Une influence encore aida à le faire revenir. Ce fut celle du P. de Bérulle, ami de Luynes, ami de la reine mère et de tout le monde. Quand, délivrée par d'Épernon, elle commença la guerre civile, Luynes, inquiet, lui dépêcha Bérulle, qui avait été confesseur de d'Épernon, ou du moins son ami, étant, par sa mère, des Séguier, clients du duc à la cour, et ses soutiens au Parlement.

Bérulle fut charmé de s'entremettre.
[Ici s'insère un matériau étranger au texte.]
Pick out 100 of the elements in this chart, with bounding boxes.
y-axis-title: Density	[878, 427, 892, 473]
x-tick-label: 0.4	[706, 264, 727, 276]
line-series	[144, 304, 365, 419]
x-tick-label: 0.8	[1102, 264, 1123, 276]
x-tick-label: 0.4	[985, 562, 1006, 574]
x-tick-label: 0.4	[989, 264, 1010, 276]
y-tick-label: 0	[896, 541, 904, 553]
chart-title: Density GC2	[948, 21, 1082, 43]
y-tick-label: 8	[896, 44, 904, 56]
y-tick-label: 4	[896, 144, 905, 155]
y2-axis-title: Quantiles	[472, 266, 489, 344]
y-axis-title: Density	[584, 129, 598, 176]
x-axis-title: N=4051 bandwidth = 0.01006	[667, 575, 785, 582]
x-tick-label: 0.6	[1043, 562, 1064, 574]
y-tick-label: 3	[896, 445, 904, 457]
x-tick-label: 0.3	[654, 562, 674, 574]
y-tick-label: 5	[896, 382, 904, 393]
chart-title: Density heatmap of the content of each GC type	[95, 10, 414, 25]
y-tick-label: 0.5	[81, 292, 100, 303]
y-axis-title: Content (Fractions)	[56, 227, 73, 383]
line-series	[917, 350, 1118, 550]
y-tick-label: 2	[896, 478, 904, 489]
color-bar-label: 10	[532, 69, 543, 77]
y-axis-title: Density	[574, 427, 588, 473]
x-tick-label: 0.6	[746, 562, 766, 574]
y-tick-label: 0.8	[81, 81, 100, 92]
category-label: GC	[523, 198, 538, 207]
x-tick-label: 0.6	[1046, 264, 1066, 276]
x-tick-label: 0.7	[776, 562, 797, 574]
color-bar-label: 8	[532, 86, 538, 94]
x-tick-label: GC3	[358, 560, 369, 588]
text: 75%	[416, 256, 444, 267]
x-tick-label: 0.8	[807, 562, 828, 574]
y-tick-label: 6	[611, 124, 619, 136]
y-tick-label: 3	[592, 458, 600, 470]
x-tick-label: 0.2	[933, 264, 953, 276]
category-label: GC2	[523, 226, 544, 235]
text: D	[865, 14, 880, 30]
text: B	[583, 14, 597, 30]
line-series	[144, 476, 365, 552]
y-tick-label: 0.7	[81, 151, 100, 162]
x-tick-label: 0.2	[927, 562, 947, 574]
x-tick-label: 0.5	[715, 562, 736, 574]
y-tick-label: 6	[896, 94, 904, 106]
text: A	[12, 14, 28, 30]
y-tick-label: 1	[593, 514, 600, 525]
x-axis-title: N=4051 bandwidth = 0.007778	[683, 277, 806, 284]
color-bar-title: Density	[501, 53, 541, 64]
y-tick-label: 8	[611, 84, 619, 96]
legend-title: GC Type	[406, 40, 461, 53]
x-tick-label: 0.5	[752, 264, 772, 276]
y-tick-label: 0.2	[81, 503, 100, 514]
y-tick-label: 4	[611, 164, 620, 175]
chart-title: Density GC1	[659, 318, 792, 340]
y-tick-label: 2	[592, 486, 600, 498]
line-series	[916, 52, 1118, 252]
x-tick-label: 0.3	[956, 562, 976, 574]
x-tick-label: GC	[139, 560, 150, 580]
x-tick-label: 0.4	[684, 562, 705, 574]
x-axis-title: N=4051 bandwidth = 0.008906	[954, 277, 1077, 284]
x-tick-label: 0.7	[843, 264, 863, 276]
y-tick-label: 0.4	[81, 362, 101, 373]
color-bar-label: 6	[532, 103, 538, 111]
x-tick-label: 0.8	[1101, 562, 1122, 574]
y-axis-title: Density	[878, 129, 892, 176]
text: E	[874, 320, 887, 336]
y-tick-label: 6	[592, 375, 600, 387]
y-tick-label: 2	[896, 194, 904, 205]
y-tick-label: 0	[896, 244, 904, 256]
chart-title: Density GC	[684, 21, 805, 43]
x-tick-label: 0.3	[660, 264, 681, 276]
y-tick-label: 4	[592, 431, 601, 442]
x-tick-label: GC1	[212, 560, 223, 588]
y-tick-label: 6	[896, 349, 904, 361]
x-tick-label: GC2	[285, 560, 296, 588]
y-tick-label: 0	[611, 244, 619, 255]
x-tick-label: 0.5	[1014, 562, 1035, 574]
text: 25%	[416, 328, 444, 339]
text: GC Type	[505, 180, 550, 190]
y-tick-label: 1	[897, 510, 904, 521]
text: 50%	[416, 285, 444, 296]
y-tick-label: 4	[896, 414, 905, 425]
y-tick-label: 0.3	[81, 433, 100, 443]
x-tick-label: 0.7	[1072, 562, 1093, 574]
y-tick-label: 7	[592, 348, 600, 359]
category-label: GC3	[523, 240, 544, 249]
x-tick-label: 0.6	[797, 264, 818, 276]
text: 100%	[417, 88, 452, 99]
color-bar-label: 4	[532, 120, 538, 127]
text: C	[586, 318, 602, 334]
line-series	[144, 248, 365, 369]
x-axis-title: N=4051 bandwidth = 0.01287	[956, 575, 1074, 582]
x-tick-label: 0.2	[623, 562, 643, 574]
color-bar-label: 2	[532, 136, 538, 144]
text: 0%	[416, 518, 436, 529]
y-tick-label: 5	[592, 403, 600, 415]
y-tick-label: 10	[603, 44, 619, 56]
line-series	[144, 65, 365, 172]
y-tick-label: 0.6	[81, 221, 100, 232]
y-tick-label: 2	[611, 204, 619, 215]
Et il n'a fait autre chose toute sa vie, toujours courant de l'un à l'autre. Les mauvaises langues du temps l'appellent un «trigaud rusé;» nous dirions un intrigant niais.

Cela est dur. Il fonda l'Oratoire. Il avait beaucoup de mérite, et représente même un des meilleurs côtés catholiques avant Port-Royal. Mais, comme de père et de mère il procédait de juges et d'avocats, il excellait dans le moyen, dans le parlage, n'ayant ni dans les théories, ni plus bas sur le terrain des affaires, la vigueur de justesse, le tact, le point précis.

Sa mère Séguier, toute jésuite, le fit saint au maillot, et il fit à sept ans le vœu de virginité. Un autre fût resté imbécile. Mais lui ne le fut point. Ce fut un homme intelligent, laborieux, actif (et beaucoup trop), d'un certain bon sens relatif. Fort ami des Jésuites, dans leur exil, il leur joua un tour avec très-bonne intention. Il leur fit des rivaux. Il prit un mot de l'Italie, Oratorio, un peu d'art, de belle musique, innocent appât des mondains; tout cela pour un institut anti-italien, qui ne serait point serf de Rome, mais travaillerait pour les évêques, leur formerait des prêtres et ne dépendrait que d'eux. Point de vœux. De petites conférences, quelque peu libres, sur la religion. Des doctrines peu systématiques, saint Augustin tout pur, ce qui rendit plus tard l'Oratoire suspect de jansénisme, de calvinisme, etc.